Apresiasi juga disampaikan Kepala Dusun VII Desa Belo Laut, Marzeni (46), yang turut menjadi pendonor. Menurutnya, donor darah merupakan bentuk kepedulian sederhana yang dapat memberikan manfaat besar bagi pasien yang membutuhkan.
"Selain alasan kemanusiaan, setetes darah sangat berarti bagi pasien yang membutuhkan. Kegiatan ini sangat bermanfaat. Kami mengapresiasi dan mengucapkan terima kasih kepada PT Timah," katanya.
Marzeni mengaku rutin mendonorkan darah sebanyak dua hingga tiga kali dalam setahun. Bahkan, di luar kegiatan donor massal, dia juga kerap membantu masyarakat yang membutuhkan donor darah secara langsung di rumah sakit.
"Minimal setahun bisa dua atau tiga kali donor. Selain melalui kegiatan di masyarakat, secara individu saya juga membantu ketika ada permintaan masyarakat langsung di rumah sakit," ucapnya.
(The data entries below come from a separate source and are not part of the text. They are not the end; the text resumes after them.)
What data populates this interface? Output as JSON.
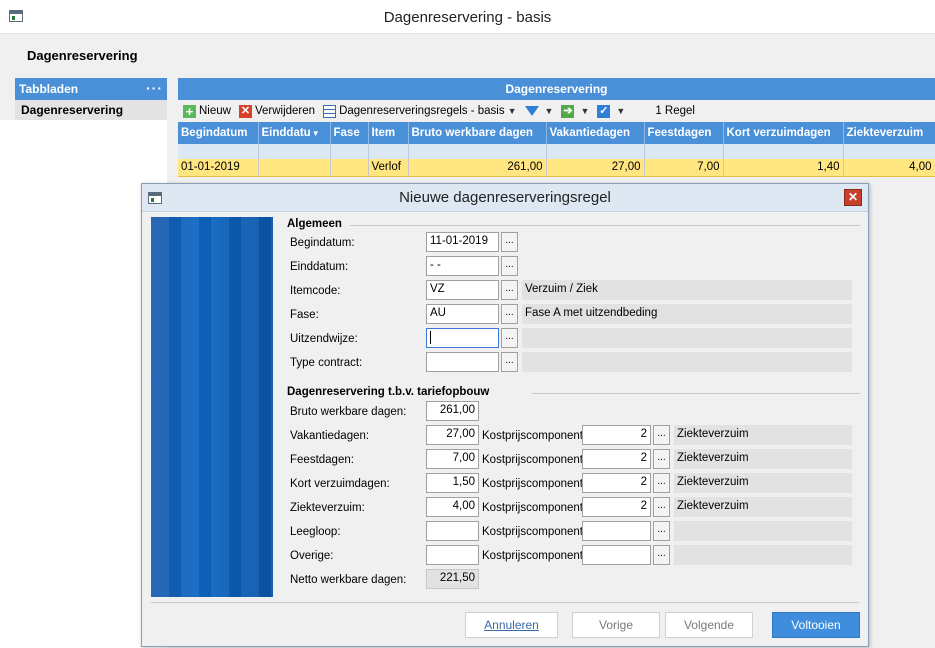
{
  "window": {
    "title": "Dagenreservering - basis"
  },
  "page": {
    "heading": "Dagenreservering"
  },
  "left_panel": {
    "header": "Tabbladen",
    "more": "···",
    "items": [
      "Dagenreservering"
    ]
  },
  "grid": {
    "title": "Dagenreservering",
    "toolbar": {
      "new_label": "Nieuw",
      "delete_label": "Verwijderen",
      "view_label": "Dagenreserveringsregels - basis",
      "count_label": "1 Regel"
    },
    "columns": [
      "Begindatum",
      "Einddatu",
      "Fase",
      "Item",
      "Bruto werkbare dagen",
      "Vakantiedagen",
      "Feestdagen",
      "Kort verzuimdagen",
      "Ziekteverzuim"
    ],
    "rows": [
      [
        "01-01-2019",
        "",
        "",
        "Verlof",
        "261,00",
        "27,00",
        "7,00",
        "1,40",
        "4,00"
      ]
    ]
  },
  "dialog": {
    "title": "Nieuwe dagenreserveringsregel",
    "section_general": "Algemeen",
    "section_rates": "Dagenreservering t.b.v. tariefopbouw",
    "general_fields": [
      {
        "label": "Begindatum:",
        "value": "11-01-2019",
        "desc": null
      },
      {
        "label": "Einddatum:",
        "value": " -  -",
        "desc": null
      },
      {
        "label": "Itemcode:",
        "value": "VZ",
        "desc": "Verzuim / Ziek"
      },
      {
        "label": "Fase:",
        "value": "AU",
        "desc": "Fase A met uitzendbeding"
      },
      {
        "label": "Uitzendwijze:",
        "value": "",
        "desc": "",
        "focused": true
      },
      {
        "label": "Type contract:",
        "value": "",
        "desc": ""
      }
    ],
    "gross_days": {
      "label": "Bruto werkbare dagen:",
      "value": "261,00"
    },
    "cost_component_label": "Kostprijscomponent:",
    "rate_fields": [
      {
        "label": "Vakantiedagen:",
        "value": "27,00",
        "component": "2",
        "component_desc": "Ziekteverzuim"
      },
      {
        "label": "Feestdagen:",
        "value": "7,00",
        "component": "2",
        "component_desc": "Ziekteverzuim"
      },
      {
        "label": "Kort verzuimdagen:",
        "value": "1,50",
        "component": "2",
        "component_desc": "Ziekteverzuim"
      },
      {
        "label": "Ziekteverzuim:",
        "value": "4,00",
        "component": "2",
        "component_desc": "Ziekteverzuim"
      },
      {
        "label": "Leegloop:",
        "value": "",
        "component": "",
        "component_desc": ""
      },
      {
        "label": "Overige:",
        "value": "",
        "component": "",
        "component_desc": ""
      }
    ],
    "net_days": {
      "label": "Netto werkbare dagen:",
      "value": "221,50"
    },
    "buttons": {
      "cancel": "Annuleren",
      "previous": "Vorige",
      "next": "Volgende",
      "finish": "Voltooien"
    },
    "close_glyph": "✕"
  },
  "colors": {
    "accent_blue": "#4a90d9",
    "selected_row": "#ffe680",
    "primary_button": "#3f8ede",
    "close_red": "#c7402b"
  },
  "icons": [
    "window-icon",
    "plus-icon",
    "delete-icon",
    "grid-view-icon",
    "filter-icon",
    "export-arrow-icon",
    "checkbox-icon",
    "close-icon"
  ]
}
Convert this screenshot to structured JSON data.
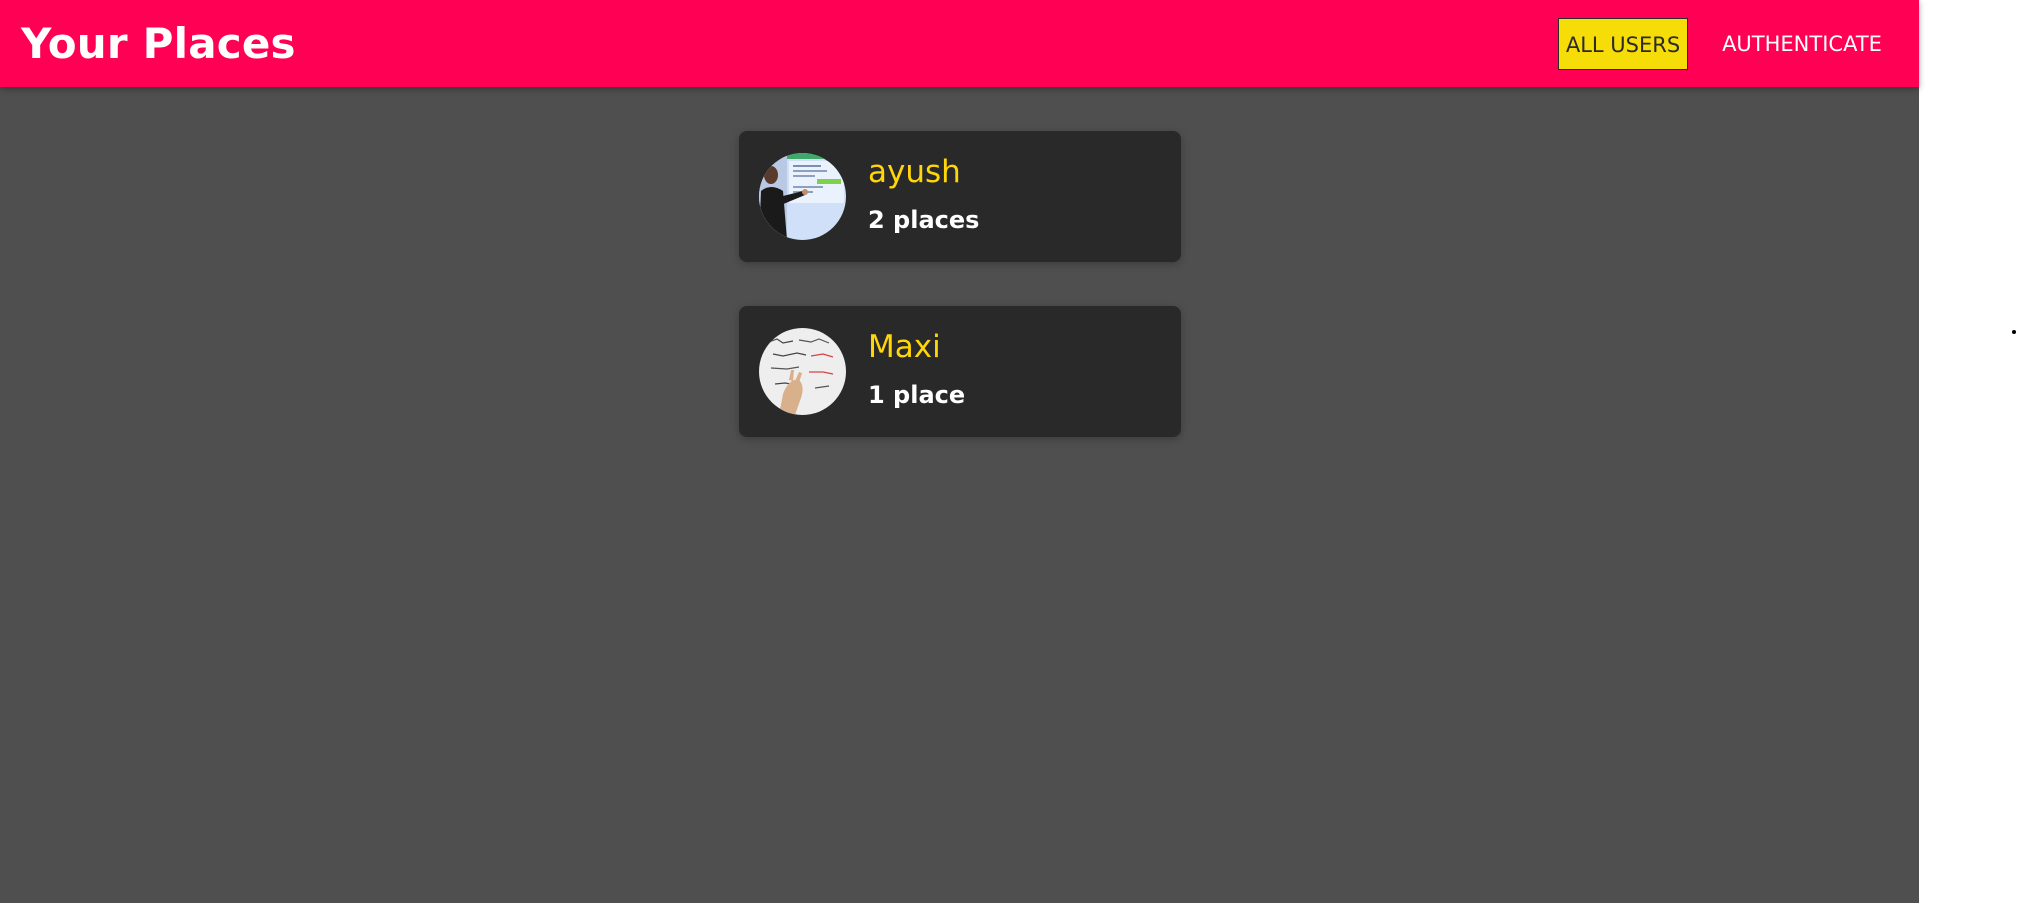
{
  "header": {
    "title": "Your Places",
    "nav": {
      "all_users": "ALL USERS",
      "authenticate": "AUTHENTICATE"
    }
  },
  "users": [
    {
      "name": "ayush",
      "places": "2 places",
      "avatar": "presenter-at-whiteboard-photo"
    },
    {
      "name": "Maxi",
      "places": "1 place",
      "avatar": "hand-on-whiteboard-photo"
    }
  ],
  "colors": {
    "header_bg": "#ff0055",
    "page_bg": "#4f4f4f",
    "card_bg": "#292929",
    "name_text": "#ffd60a",
    "active_nav_bg": "#f6dd07"
  }
}
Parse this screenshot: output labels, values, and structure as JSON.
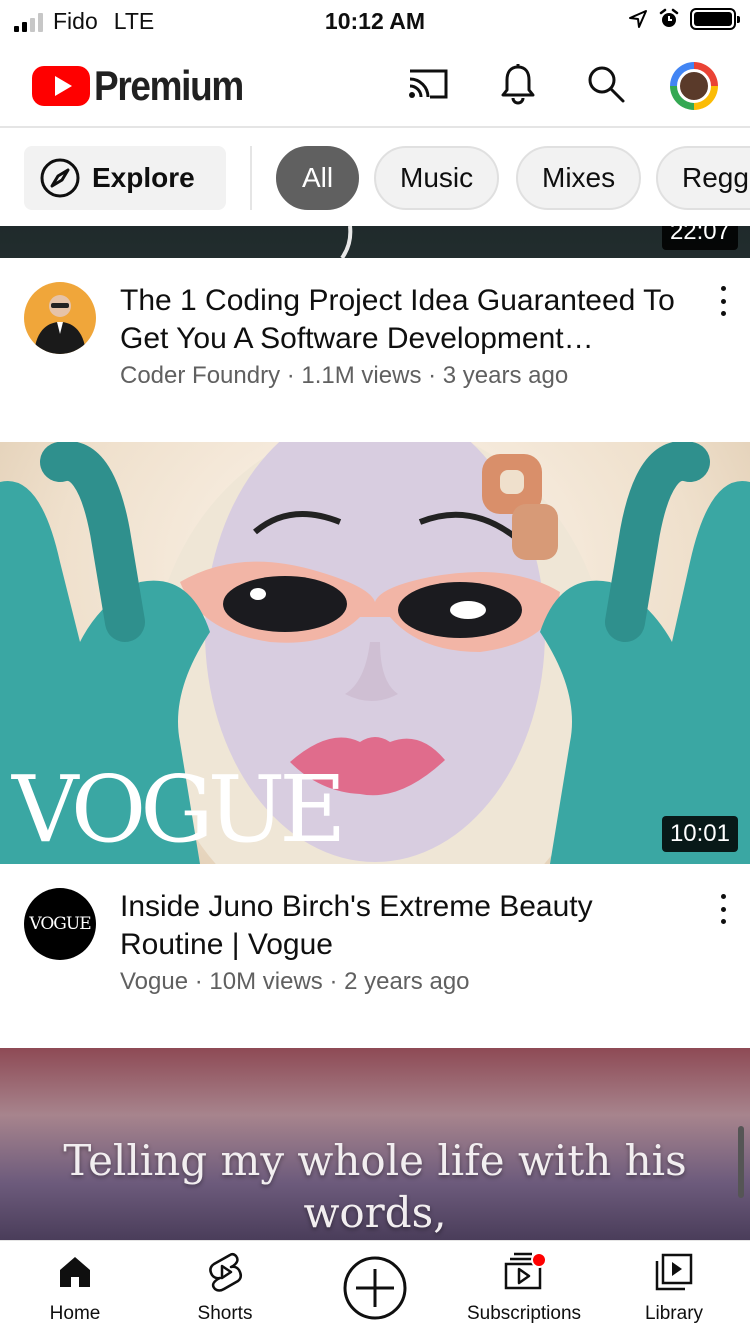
{
  "status_bar": {
    "carrier": "Fido",
    "network": "LTE",
    "time": "10:12 AM"
  },
  "header": {
    "logo_text": "Premium",
    "icons": [
      "cast-icon",
      "bell-icon",
      "search-icon",
      "account-avatar"
    ]
  },
  "chips": {
    "explore_label": "Explore",
    "items": [
      {
        "label": "All",
        "active": true
      },
      {
        "label": "Music",
        "active": false
      },
      {
        "label": "Mixes",
        "active": false
      },
      {
        "label": "Regga",
        "active": false
      }
    ]
  },
  "videos": [
    {
      "duration": "22:07",
      "title": "The 1 Coding Project Idea Guaranteed To Get You A Software Development…",
      "channel": "Coder Foundry",
      "views": "1.1M views",
      "age": "3 years ago",
      "meta": "Coder Foundry · 1.1M views · 3 years ago"
    },
    {
      "duration": "10:01",
      "thumbnail_text": "VOGUE",
      "channel_avatar_text": "VOGUE",
      "title": "Inside Juno Birch's Extreme Beauty Routine | Vogue",
      "channel": "Vogue",
      "views": "10M views",
      "age": "2 years ago",
      "meta": "Vogue · 10M views · 2 years ago"
    },
    {
      "thumbnail_text_line1": "Telling my whole life with his",
      "thumbnail_text_line2": "words,"
    }
  ],
  "bottom_nav": {
    "home": "Home",
    "shorts": "Shorts",
    "subscriptions": "Subscriptions",
    "library": "Library"
  },
  "colors": {
    "brand_red": "#ff0000",
    "chip_active": "#606060",
    "meta_text": "#606060",
    "glove_teal": "#3aa7a3"
  }
}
Sementara itu, Ketua PMI Kabupaten Bangka Barat, dr. Yovita Sari Metkono, mengatakan PT Timah selama ini menjadi salah satu mitra strategis PMI dalam menjaga ketersediaan stok darah di wilayah Bangka Barat.
"Selama ini kegiatan HUT PT Timah selalu berkolaborasi dengan PMI Bangka Barat untuk mengadakan kegiatan donor darah sukarela. Dalam setahun ini sudah dua kali terbangun kolaborasi, sebelumnya dilaksanakan dalam rangka Hari K3," katanya.
Menurut dia, kolaborasi tersebut sangat penting karena kebutuhan darah di masyarakat terus ada setiap waktu. Melalui donor darah sukarela yang dilakukan secara rutin, stok darah di PMI dapat tetap terjaga sehingga siap digunakan saat dibutuhkan pasien.
"Kegiatan ini sangat bagus. PT Timah mau membersamai PMI Bangka Barat menjaga kestabilan stok darah yang nantinya berguna dan kembali lagi kepada masyarakat," ujarnya.